Although Ghose started off training at the Maharaja School of Art and Craft in Jaipur and then the Government School of Art in Madras in the early 1930s, he eventually rejected both – the romanticism of the Bengal School and the realism of the traditional schools as well as the ‘progressive’ ones, says Dr. Mallik. With the foundation of the Calcutta Group in 1943, he established, both personally and institutionally, a quest for an entirely new language in art.
Presented in association with Akar Prakar, a Kolkata based art gallery, and featuring a lot of works contributed by Ghose’s family, the show flows between chronological and thematic categorisations that break up his rick oeuvre. Each one of the long rooms in Jaipur House is dedicated to the four decades of his artistic life – beginning with faint sketches and barely-there landscapes from the early 1930s and 40s, he shifts to a more consolidated image formation, in the 1940s-50s, through heightened chromatic accents and freely conceived forms, as in the images of the 1943 riots, featuring emaciated human figures in bleak desert-like backgrounds.
In the 1970s, his increasingly inward-looking gaze is crystallised further as abstractions begin to replace locale-specificity, of which, surprisingly, his nudes are a shining example. Unlike his European, or even Bombay contemporaries, these are deliberately rough sketches, where precision of line is overridden by the idea of the body, thus making it a purely sensory experience. His works on nature too are cloaked in this shroud of the abstract – flowers, birds, trees and meadows continue to live but seem just that little bit wilder in time.

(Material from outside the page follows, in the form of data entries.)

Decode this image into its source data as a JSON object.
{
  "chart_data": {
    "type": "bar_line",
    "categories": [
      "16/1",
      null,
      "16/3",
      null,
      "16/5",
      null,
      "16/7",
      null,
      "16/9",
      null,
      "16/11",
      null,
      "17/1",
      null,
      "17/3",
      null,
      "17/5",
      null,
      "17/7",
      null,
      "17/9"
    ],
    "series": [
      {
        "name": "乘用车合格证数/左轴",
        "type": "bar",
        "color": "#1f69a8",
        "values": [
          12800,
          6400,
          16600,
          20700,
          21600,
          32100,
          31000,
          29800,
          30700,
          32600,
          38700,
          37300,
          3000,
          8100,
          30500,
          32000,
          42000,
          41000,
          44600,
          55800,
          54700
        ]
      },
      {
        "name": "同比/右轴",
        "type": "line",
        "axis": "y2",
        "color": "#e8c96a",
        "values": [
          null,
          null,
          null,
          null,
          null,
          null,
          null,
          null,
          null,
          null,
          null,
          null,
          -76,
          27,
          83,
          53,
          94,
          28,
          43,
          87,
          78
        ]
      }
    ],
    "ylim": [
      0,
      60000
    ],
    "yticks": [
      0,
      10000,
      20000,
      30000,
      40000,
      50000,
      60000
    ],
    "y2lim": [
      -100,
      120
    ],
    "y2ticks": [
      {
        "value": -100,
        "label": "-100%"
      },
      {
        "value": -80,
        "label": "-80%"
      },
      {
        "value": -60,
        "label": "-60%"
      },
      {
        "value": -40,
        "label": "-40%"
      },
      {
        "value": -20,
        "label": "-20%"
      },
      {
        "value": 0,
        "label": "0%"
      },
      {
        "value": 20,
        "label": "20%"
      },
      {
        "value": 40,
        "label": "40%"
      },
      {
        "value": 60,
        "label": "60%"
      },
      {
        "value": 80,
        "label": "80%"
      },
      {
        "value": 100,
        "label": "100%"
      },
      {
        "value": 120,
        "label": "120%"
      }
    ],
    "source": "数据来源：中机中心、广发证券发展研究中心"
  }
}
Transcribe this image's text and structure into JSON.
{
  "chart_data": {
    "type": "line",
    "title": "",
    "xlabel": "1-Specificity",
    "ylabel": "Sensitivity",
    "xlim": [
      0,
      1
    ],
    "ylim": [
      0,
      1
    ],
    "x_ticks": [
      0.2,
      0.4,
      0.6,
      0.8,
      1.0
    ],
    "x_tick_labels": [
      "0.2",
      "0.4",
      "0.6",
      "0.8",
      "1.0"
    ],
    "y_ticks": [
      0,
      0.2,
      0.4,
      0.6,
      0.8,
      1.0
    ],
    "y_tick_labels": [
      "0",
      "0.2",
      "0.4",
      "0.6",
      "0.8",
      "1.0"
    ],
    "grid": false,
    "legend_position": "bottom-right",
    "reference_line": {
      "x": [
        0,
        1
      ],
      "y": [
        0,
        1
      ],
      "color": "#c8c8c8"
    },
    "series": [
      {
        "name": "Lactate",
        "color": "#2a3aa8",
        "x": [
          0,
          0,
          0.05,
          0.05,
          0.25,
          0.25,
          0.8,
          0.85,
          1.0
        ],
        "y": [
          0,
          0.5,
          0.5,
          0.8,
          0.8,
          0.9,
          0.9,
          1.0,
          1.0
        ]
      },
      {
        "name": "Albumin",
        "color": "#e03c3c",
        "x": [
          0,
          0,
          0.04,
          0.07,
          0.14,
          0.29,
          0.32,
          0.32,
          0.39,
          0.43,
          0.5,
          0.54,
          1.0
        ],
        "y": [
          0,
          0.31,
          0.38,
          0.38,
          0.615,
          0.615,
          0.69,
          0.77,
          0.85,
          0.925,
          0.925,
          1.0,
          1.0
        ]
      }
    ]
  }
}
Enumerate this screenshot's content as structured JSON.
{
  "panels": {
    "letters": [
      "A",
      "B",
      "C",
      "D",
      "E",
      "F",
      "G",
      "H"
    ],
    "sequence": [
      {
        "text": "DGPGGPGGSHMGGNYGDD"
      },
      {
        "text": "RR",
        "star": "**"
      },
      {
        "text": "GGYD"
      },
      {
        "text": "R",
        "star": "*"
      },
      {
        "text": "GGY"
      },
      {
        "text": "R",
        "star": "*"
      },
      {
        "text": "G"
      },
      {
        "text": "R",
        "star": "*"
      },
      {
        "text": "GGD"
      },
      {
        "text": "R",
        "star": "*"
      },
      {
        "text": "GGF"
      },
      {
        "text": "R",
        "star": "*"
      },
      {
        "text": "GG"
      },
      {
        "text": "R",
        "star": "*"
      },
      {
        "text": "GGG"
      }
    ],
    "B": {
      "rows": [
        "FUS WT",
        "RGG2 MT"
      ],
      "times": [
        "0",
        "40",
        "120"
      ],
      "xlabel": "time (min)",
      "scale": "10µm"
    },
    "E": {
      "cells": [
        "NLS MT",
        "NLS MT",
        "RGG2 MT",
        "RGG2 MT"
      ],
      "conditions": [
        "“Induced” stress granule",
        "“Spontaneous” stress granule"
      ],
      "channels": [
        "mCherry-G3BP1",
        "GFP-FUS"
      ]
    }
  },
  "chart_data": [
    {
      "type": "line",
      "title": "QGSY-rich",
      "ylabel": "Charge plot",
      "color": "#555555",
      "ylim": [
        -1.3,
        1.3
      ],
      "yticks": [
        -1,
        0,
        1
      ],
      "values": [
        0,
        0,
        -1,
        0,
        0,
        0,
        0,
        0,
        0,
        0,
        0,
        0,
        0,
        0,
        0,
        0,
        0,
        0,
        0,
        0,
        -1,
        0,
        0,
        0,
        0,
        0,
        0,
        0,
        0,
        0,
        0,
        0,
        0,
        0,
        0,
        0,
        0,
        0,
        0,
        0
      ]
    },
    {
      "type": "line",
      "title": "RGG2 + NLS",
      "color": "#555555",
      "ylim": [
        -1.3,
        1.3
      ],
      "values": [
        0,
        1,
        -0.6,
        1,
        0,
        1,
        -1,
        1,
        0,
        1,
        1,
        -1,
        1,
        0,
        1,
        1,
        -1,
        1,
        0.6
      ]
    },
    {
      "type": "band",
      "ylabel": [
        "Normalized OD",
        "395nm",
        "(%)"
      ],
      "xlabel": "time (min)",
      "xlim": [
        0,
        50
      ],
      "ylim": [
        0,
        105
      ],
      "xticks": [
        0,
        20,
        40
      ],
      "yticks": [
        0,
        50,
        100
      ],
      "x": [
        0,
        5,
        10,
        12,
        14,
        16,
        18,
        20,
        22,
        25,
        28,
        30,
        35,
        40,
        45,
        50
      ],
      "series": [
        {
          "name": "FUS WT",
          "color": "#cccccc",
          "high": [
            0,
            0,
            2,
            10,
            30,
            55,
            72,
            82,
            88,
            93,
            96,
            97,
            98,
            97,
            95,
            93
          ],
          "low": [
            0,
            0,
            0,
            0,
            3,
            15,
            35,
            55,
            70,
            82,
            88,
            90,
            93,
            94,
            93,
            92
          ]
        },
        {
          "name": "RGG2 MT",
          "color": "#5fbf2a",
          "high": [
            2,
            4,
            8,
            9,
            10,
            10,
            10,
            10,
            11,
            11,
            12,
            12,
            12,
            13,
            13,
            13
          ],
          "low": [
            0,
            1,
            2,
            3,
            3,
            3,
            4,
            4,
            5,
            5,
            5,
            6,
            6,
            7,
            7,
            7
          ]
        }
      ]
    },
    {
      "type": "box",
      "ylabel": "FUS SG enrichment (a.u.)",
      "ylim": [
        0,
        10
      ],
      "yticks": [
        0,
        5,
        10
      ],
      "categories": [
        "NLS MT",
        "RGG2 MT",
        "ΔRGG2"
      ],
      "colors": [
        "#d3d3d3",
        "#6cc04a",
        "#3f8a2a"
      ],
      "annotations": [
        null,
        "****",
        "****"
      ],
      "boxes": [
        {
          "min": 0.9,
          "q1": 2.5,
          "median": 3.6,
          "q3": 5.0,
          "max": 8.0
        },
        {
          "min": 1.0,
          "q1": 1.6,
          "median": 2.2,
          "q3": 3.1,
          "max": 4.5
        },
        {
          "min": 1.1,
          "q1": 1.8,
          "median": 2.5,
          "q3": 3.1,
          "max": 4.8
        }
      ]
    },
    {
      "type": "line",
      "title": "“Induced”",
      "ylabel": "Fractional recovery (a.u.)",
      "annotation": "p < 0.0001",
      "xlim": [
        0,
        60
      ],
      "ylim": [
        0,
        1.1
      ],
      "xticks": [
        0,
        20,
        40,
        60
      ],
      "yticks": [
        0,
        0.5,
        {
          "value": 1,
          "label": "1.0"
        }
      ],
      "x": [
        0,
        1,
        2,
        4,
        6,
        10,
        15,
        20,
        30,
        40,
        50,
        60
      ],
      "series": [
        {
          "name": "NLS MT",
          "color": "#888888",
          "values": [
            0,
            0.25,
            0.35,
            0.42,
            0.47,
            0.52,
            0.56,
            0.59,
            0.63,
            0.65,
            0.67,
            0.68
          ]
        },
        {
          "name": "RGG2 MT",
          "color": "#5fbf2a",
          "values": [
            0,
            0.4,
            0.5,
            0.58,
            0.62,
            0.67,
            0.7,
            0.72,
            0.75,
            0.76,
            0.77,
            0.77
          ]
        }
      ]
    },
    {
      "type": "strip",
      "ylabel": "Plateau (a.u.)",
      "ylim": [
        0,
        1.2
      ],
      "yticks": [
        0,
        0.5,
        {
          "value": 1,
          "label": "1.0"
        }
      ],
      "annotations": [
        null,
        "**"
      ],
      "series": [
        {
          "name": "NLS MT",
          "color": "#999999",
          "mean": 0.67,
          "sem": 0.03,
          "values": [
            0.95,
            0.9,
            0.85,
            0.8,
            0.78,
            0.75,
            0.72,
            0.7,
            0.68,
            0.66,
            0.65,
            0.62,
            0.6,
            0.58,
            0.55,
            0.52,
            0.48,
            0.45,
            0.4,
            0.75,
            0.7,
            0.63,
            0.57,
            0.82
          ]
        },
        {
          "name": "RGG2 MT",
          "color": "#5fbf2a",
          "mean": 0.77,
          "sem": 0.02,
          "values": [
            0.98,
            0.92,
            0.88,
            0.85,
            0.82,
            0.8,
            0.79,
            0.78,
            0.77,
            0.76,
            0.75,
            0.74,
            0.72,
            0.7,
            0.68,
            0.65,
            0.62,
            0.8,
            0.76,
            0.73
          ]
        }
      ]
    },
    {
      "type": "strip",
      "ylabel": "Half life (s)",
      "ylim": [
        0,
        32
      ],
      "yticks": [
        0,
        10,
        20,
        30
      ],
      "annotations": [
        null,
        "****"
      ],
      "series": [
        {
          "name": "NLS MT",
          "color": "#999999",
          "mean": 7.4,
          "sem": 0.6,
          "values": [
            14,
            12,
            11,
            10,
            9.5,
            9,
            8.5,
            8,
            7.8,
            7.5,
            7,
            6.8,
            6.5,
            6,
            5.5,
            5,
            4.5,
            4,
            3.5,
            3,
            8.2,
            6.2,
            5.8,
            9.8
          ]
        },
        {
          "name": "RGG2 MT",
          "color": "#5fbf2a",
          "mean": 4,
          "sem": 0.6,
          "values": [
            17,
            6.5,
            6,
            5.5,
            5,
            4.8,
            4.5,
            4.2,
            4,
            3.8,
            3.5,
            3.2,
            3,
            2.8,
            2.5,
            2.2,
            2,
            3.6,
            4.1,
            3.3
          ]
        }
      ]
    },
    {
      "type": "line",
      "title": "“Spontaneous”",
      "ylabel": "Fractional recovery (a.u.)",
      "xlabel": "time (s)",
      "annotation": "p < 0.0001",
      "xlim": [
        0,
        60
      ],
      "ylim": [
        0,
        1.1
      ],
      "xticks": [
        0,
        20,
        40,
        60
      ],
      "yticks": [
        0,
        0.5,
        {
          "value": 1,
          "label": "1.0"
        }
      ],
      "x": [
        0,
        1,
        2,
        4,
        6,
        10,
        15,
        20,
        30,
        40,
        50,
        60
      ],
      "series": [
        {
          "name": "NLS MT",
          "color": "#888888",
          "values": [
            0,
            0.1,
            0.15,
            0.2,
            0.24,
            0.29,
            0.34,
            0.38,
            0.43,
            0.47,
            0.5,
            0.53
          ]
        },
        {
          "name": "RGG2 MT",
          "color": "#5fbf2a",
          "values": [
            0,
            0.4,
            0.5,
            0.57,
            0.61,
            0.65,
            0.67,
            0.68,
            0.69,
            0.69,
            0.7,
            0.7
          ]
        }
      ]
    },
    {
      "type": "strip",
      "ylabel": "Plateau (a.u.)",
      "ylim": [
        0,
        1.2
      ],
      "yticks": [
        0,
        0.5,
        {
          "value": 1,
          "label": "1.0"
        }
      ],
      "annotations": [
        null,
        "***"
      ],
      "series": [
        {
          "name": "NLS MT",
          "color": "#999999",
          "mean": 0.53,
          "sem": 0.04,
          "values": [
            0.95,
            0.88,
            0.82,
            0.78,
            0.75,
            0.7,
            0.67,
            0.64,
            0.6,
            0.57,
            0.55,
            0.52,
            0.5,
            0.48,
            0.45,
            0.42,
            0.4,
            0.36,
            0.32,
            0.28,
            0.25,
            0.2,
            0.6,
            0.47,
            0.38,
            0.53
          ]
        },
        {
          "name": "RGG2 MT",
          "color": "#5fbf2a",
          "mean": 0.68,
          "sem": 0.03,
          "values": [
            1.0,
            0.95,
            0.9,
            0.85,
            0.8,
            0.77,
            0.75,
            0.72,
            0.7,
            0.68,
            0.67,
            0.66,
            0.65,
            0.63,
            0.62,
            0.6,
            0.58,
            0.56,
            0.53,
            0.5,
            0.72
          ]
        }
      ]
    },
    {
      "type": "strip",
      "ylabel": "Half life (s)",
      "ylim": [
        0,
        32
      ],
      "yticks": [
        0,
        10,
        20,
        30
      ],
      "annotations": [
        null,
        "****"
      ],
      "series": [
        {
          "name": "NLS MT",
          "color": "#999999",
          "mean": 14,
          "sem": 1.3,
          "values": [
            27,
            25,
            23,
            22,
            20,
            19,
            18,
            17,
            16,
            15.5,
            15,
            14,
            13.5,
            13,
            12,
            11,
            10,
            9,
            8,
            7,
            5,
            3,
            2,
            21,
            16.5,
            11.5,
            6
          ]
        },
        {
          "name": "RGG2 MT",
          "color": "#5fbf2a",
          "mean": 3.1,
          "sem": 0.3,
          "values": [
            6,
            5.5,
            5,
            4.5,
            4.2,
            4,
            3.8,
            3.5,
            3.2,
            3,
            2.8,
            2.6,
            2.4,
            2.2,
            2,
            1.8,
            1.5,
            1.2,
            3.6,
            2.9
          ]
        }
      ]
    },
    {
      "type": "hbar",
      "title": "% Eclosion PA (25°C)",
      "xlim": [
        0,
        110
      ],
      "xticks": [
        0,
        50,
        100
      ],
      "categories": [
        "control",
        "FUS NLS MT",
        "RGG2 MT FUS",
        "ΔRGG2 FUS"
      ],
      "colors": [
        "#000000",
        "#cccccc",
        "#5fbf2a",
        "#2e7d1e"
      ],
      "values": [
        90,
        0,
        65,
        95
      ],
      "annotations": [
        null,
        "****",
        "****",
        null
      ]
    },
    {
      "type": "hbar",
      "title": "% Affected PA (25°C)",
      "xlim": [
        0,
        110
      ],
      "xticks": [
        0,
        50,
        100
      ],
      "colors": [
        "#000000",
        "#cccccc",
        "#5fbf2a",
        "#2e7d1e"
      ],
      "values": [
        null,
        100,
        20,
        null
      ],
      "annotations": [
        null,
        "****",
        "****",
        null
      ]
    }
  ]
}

“One of the main problems with the way we study our artists is our constant attempt to box them up in labels, fish out one particular aspect of their work and identify them with it. I wanted to know Ghose in terms of all that he did, not simply what he was famous for,” observes Dr. Mallik. His story, “one of moving out of the academic and into modernism” as Dr. Mallik puts it, is still a quest for colour in everything, as his diligently painted watercolours and pastels will always depict.